Así que, después de lanzar el cadáver del perro al contenedor de basura, corrí lo más rápido que pude a mi coche. Mientras conducía a casa, mi mente empezó a divagar y de repente recordé que, según la cultura prehispánica, el lugar donde tu alma va a descansar cuando mueres, se llama Mictlán, y es algo así como el reino de los cielos para los cristianos. Pero para llegar a ese sitio de descanso eterno, necesitas recorrer un largo camino que comienza en un lugar donde habitan los perros que ya fallecieron. La leyenda cuenta que, para llegar a Mictlán, hay un río de aguas muy caudalosas, el cual solo puedes atravesar con ayuda de un perro. En ese momento, pedí a Dios que el perro que me va a ayudar a cruzar el río que me llevara al cielo no fuera el maltés, porque seguramente cobraría venganza.

Cuando llegué a casa, mi tía Mili lloraba frente a la computadora, revisando los videos de las cámaras de seguridad. En ellos, la verdad quedaba al descubierto: el más pequeño de los perros, el caniche francés, había mordisqueado la malla de la puerta de la terraza, pero había sido el chihuahua obeso quien, con su curvilíneo cuerpo, logró empujar hasta romper completamente la malla de la puerta y atravesarla, dejándoles libre paso hacia el jardín.

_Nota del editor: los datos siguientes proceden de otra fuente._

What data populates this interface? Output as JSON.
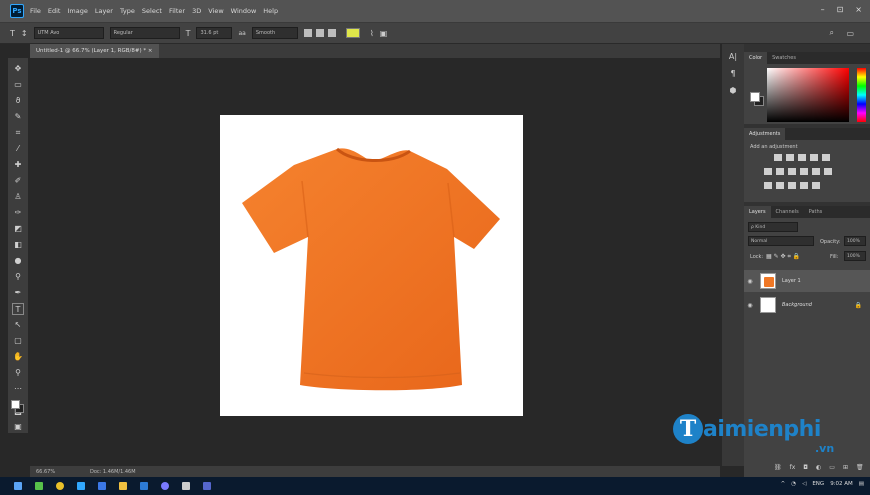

Ambos perros, el chihuahua y el caniche, salieron y juguetearon en el jardín como si no hubiera un mañana. Después de varios minutos, y tremendamente acalorados por el calor infernal del verano, se dirigieron hacia la piscina para refrescarse mientras jugaban en los escalones de la parte menos profunda. El maltés, siguiendo el sonido del “desmadrito”, no quiso quedarse atrás, era ciego, pero aparentemente le gustaba el cotorreo ilimitado, porque mientras salía de la terraza movía la cola con singular alegría. Sin embargo, no se aproximó a la piscina por la parte de los escalones, sino que cayó de golpe en la parte más profunda. Pasados varios minutos, los otros dos perros salieron de la piscina, para seguir correteando por el jardín, sin ni siquiera hacer contacto visual con el pobre maltés, quien nadaba en círculos y quien nunca encontró los escalones para poder salir de la piscina.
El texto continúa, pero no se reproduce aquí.